China Uses Cabbage to Advance Disputed Asian Sea Claim
By Ralph Jennings June 10, 2020
A cabbage crop being grown on a tropical islet will help China solidify its claims in a wider, disputed Asian sea by allowing more people to live there and proving that the tiny feature can sustain itself.
Chinese navy personnel last month harvested 750 kilograms of crops on Woody Island in the South China Sea's Paracel archipelago, Beijing-based Global Times online reported. The personnel used domestically developed "sand-to-earth" technology to grow bok choy cabbage, baby cabbage and lettuce among other vegetables, the news outlet says.
Vietnam and Taiwan claim the same islets as well as the surrounding sea. Further south in the 3.5 million-square-kilometer waterway, Brunei, Malaysia and the Philippines compete with Chinese claims in the Spratly Islands. Rival governments prize much of the sea for fish and energy reserves. China has taken a military lead over the other parties since 2010.
The crop will help China prove economic activity on a disputed island, a plus in its search for an internationally recognized legal basis to control the Paracels ,scholars believe.
"Other than military usage, you need to do something substantive in order to bolster your sovereignty claims," said Oh Ei Sun, senior fellow with the Singapore Institute of International Affairs. "You need to do something which can advance (the) so-called local economy."
Technology behind China's crop on Woody Island can "support communities" there, the Global Times said, citing experts. About 1,000 people already live on the islet. They rely largely on food shipments from mainland China.
The Permanent Court of International Justice considers a continual display of authority over a land feature as an effective administrative use of the South China Sea.
China lost a world court arbitration case in 2016 to the Philippines over the legal basis for its maritime sovereignty claims. Officials in Beijing cited historical records to argue that about 90% of the waters belong to them.
China's installation of hangars and radar equipment on some islets – following a multi-year land reclamation effort – had alarmed Manila among other claimants.
The farming breakthrough on Woody Island goes against a court statement in 2016 that islands in the sea could not support "communities of their own", the Chinese government-run Global Times said.
"You can factor this in as part of a holistic strategy to demonstrate habitation capability," said Alan Chong, associate professor at the S. Rajaratnam School of International Studies in Singapore.
Taiwan, Vietnam and the Philippines have promoted crop planting on islands under their control in the contested sea but without any clear legal gains, analysts say.

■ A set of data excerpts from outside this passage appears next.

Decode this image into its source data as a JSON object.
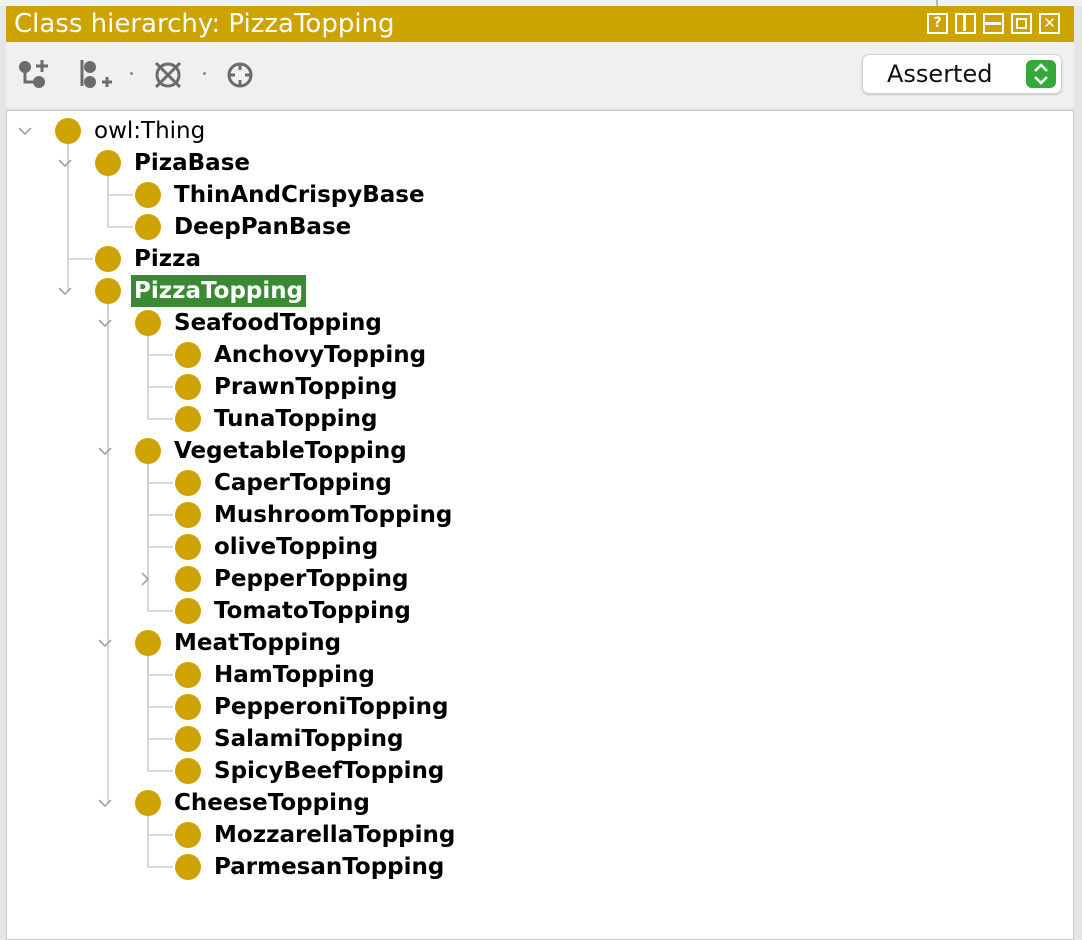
{
  "window": {
    "title": "Class hierarchy: PizzaTopping",
    "buttons": {
      "help": "?",
      "close": "✕"
    }
  },
  "toolbar": {
    "tools": [
      "add-subclass-icon",
      "add-sibling-class-icon",
      "delete-class-icon",
      "find-icon"
    ],
    "view_mode": "Asserted"
  },
  "colors": {
    "title_bar": "#cca300",
    "class_icon": "#cca300",
    "selection": "#3a8a34",
    "select_arrows": "#34a93a"
  },
  "hierarchy": {
    "root": "owl:Thing",
    "selected": "PizzaTopping",
    "nodes": [
      "owl:Thing",
      "PizaBase",
      "ThinAndCrispyBase",
      "DeepPanBase",
      "Pizza",
      "PizzaTopping",
      "SeafoodTopping",
      "AnchovyTopping",
      "PrawnTopping",
      "TunaTopping",
      "VegetableTopping",
      "CaperTopping",
      "MushroomTopping",
      "oliveTopping",
      "PepperTopping",
      "TomatoTopping",
      "MeatTopping",
      "HamTopping",
      "PepperoniTopping",
      "SalamiTopping",
      "SpicyBeefTopping",
      "CheeseTopping",
      "MozzarellaTopping",
      "ParmesanTopping"
    ]
  }
}
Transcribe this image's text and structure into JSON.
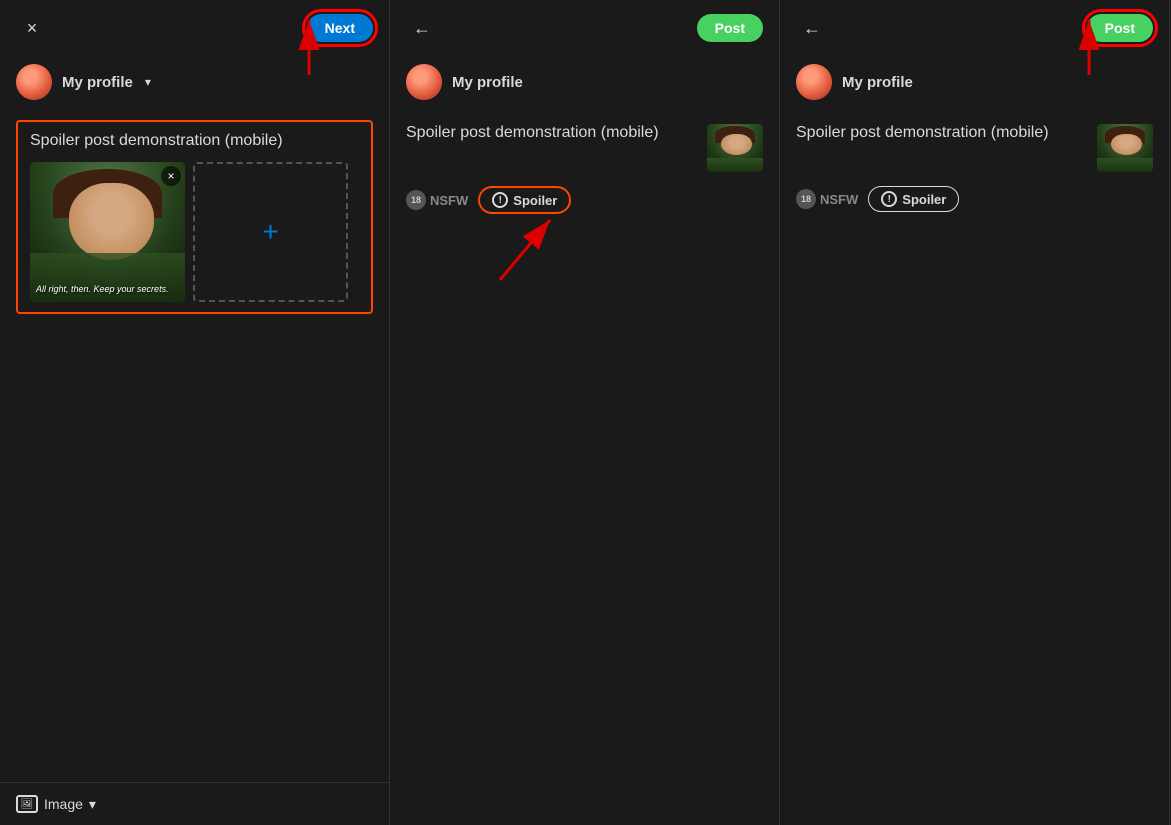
{
  "panels": [
    {
      "id": "panel1",
      "header": {
        "close_label": "×",
        "next_label": "Next",
        "next_btn_type": "blue"
      },
      "profile": {
        "name": "My profile",
        "avatar_emoji": "🧑"
      },
      "post": {
        "title": "Spoiler post demonstration (mobile)",
        "image_caption": "All right, then. Keep your secrets.",
        "close_icon": "×",
        "add_icon": "+"
      },
      "footer": {
        "type_label": "Image",
        "chevron": "∨"
      },
      "arrow_target": "next_button"
    },
    {
      "id": "panel2",
      "header": {
        "back_label": "←",
        "post_label": "Post",
        "post_btn_type": "cyan"
      },
      "profile": {
        "name": "My profile",
        "avatar_emoji": "🧑"
      },
      "post": {
        "title": "Spoiler post demonstration (mobile)"
      },
      "tags": {
        "nsfw_label": "NSFW",
        "nsfw_number": "18",
        "spoiler_label": "Spoiler",
        "spoiler_highlighted": true
      },
      "arrow_target": "spoiler_badge"
    },
    {
      "id": "panel3",
      "header": {
        "back_label": "←",
        "post_label": "Post",
        "post_btn_type": "cyan"
      },
      "profile": {
        "name": "My profile",
        "avatar_emoji": "🧑"
      },
      "post": {
        "title": "Spoiler post demonstration (mobile)"
      },
      "tags": {
        "nsfw_label": "NSFW",
        "nsfw_number": "18",
        "spoiler_label": "Spoiler",
        "spoiler_highlighted": false
      },
      "arrow_target": "post_button"
    }
  ],
  "colors": {
    "background": "#1a1a1b",
    "text_primary": "#d7dadc",
    "text_secondary": "#888",
    "blue": "#0079d3",
    "cyan": "#46d160",
    "red": "#ff4500",
    "red_annotation": "#e00"
  }
}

Taiwan ex-president Ma Ying-jeou argued in 2016 that the consumption of corn, sweet potatoes and chickens raised on Taiping Island in the Spratly chain proved that the Taiwanese coast guard-administered feature could support a human population. The islet is therefore entitled to a 200-nautical-mile exclusive economic zone in the sea around it, Ma said.

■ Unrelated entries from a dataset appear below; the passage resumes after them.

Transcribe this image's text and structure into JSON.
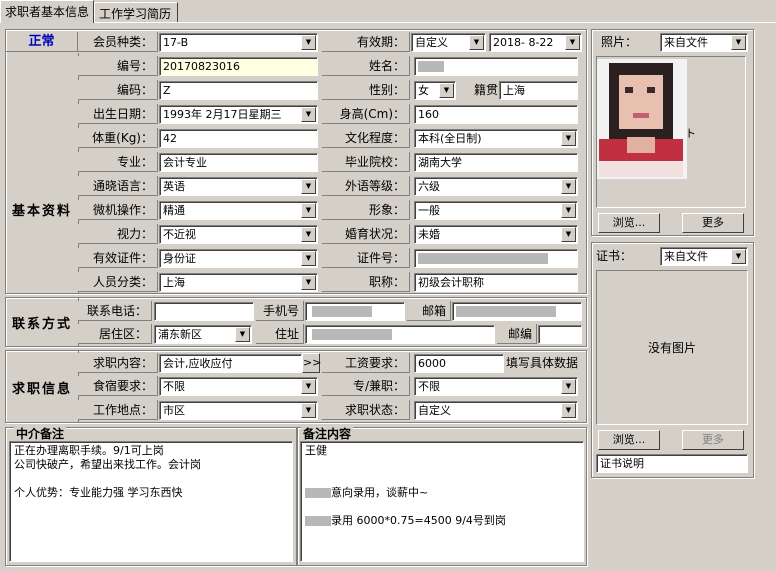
{
  "tabs": [
    "求职者基本信息",
    "工作学习简历"
  ],
  "header": {
    "status": "正常",
    "member_type_label": "会员种类：",
    "member_type": "17-B",
    "validity_label": "有效期：",
    "validity_mode": "自定义",
    "validity_date": "2018- 8-22"
  },
  "sections": {
    "basic": "基本资料",
    "contact": "联系方式",
    "job": "求职信息"
  },
  "basic": {
    "id_label": "编号：",
    "id": "20170823016",
    "name_label": "姓名：",
    "code_label": "编码：",
    "code": "Z",
    "gender_label": "性别：",
    "gender": "女",
    "native_label": "籍贯",
    "native": "上海",
    "birth_label": "出生日期：",
    "birth": "1993年 2月17日星期三",
    "height_label": "身高(Cm)：",
    "height": "160",
    "weight_label": "体重(Kg)：",
    "weight": "42",
    "edu_label": "文化程度：",
    "edu": "本科(全日制)",
    "major_label": "专业：",
    "major": "会计专业",
    "school_label": "毕业院校：",
    "school": "湖南大学",
    "lang_label": "通晓语言：",
    "lang": "英语",
    "lang_level_label": "外语等级：",
    "lang_level": "六级",
    "pc_label": "微机操作：",
    "pc": "精通",
    "image_label": "形象：",
    "image": "一般",
    "vision_label": "视力：",
    "vision": "不近视",
    "marital_label": "婚育状况：",
    "marital": "未婚",
    "cert_type_label": "有效证件：",
    "cert_type": "身份证",
    "cert_no_label": "证件号：",
    "category_label": "人员分类：",
    "category": "上海",
    "title_label": "职称：",
    "title": "初级会计职称"
  },
  "contact": {
    "phone_label": "联系电话：",
    "mobile_label": "手机号",
    "email_label": "邮箱",
    "district_label": "居住区：",
    "district": "浦东新区",
    "address_label": "住址",
    "zip_label": "邮编"
  },
  "job": {
    "content_label": "求职内容：",
    "content": "会计,应收应付",
    "more_btn": ">>",
    "salary_label": "工资要求：",
    "salary": "6000",
    "salary_hint": "填写具体数据",
    "board_label": "食宿要求：",
    "board": "不限",
    "fulltime_label": "专/兼职：",
    "fulltime": "不限",
    "location_label": "工作地点：",
    "location": "市区",
    "state_label": "求职状态：",
    "state": "自定义"
  },
  "notes": {
    "agency_title": "中介备注",
    "agency_text": "正在办理离职手续。9/1可上岗\n公司快破产，希望出来找工作。会计岗\n\n个人优势：专业能力强 学习东西快",
    "remark_title": "备注内容",
    "remark_line1": "王健",
    "remark_line2": "意向录用，谈薪中~",
    "remark_line3": "录用  6000*0.75=4500  9/4号到岗"
  },
  "photo": {
    "label": "照片：",
    "source": "来自文件",
    "browse": "浏览...",
    "more": "更多"
  },
  "cert": {
    "label": "证书：",
    "source": "来自文件",
    "empty": "没有图片",
    "browse": "浏览...",
    "more": "更多",
    "desc": "证书说明"
  }
}
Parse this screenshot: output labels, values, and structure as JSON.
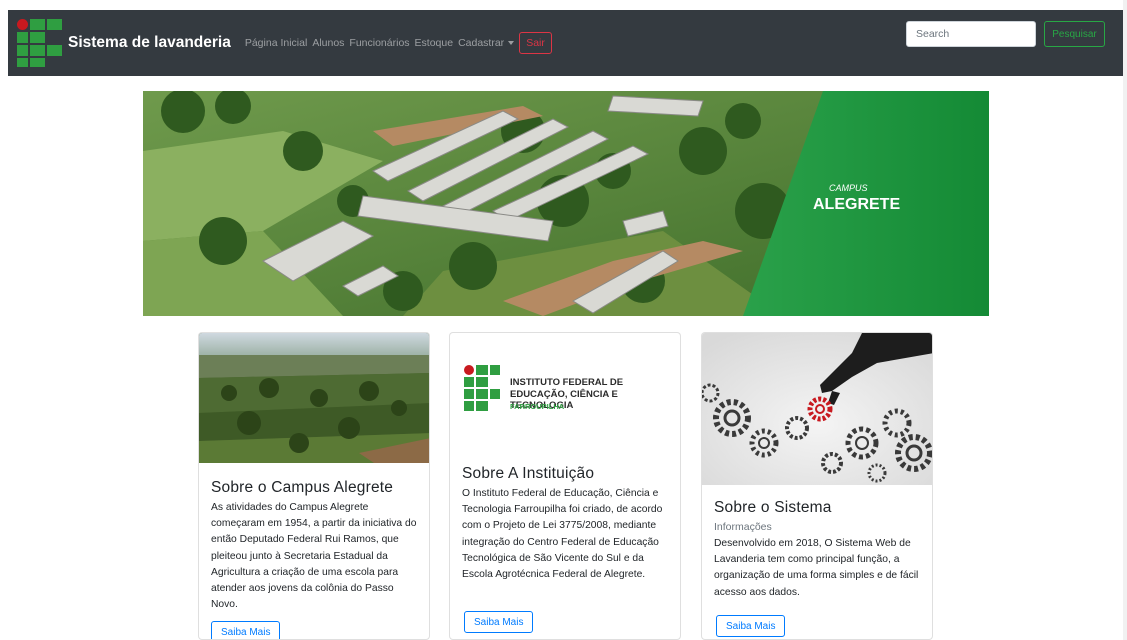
{
  "navbar": {
    "brand": "Sistema de lavanderia",
    "links": [
      "Página Inicial",
      "Alunos",
      "Funcionários",
      "Estoque"
    ],
    "dropdown_label": "Cadastrar",
    "logout_label": "Sair",
    "search_placeholder": "Search",
    "search_button": "Pesquisar"
  },
  "hero": {
    "campus_small": "CAMPUS",
    "campus_big": "ALEGRETE"
  },
  "cards": [
    {
      "title": "Sobre o Campus Alegrete",
      "text": "As atividades do Campus Alegrete começaram em 1954, a partir da iniciativa do então Deputado Federal Rui Ramos, que pleiteou junto à Secretaria Estadual da Agricultura a criação de uma escola para atender aos jovens da colônia do Passo Novo.",
      "button": "Saiba Mais"
    },
    {
      "logo_line1": "INSTITUTO FEDERAL DE",
      "logo_line2": "EDUCAÇÃO, CIÊNCIA E TECNOLOGIA",
      "logo_line3": "FARROUPILHA",
      "title": "Sobre A Instituição",
      "text": "O Instituto Federal de Educação, Ciência e Tecnologia Farroupilha foi criado, de acordo com o Projeto de Lei 3775/2008, mediante integração do Centro Federal de Educação Tecnológica de São Vicente do Sul e da Escola Agrotécnica Federal de Alegrete.",
      "button": "Saiba Mais"
    },
    {
      "title": "Sobre o Sistema",
      "subtitle": "Informações",
      "text": "Desenvolvido em 2018, O Sistema Web de Lavanderia tem como principal função, a organização de uma forma simples e de fácil acesso aos dados.",
      "button": "Saiba Mais"
    }
  ],
  "colors": {
    "navbar_bg": "#343a40",
    "brand_green": "#2f9e41",
    "brand_red": "#c8191f",
    "danger": "#dc3545",
    "success": "#28a745",
    "primary": "#007bff"
  }
}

Some of the 300 Filipinos living on Thitu Island in the same chain plant their own crops. Vietnamese strive to raise crops on South China Sea islets under their control, said Carl Thayer, emeritus professor at the University of New South Wales in Australia.
China had grown crops on its maritime holding even before the recent cabbage harvest announcement, he said.
Eventually, farming will run up against a lack of space given each islet's tiny size and competing land uses such as human habitation, he suggested. "Where is the crossover point where you can make enough to feed everyone on the island and significantly reduce the imports?" Thayer asked. "I'm being skeptical that we're making a leap."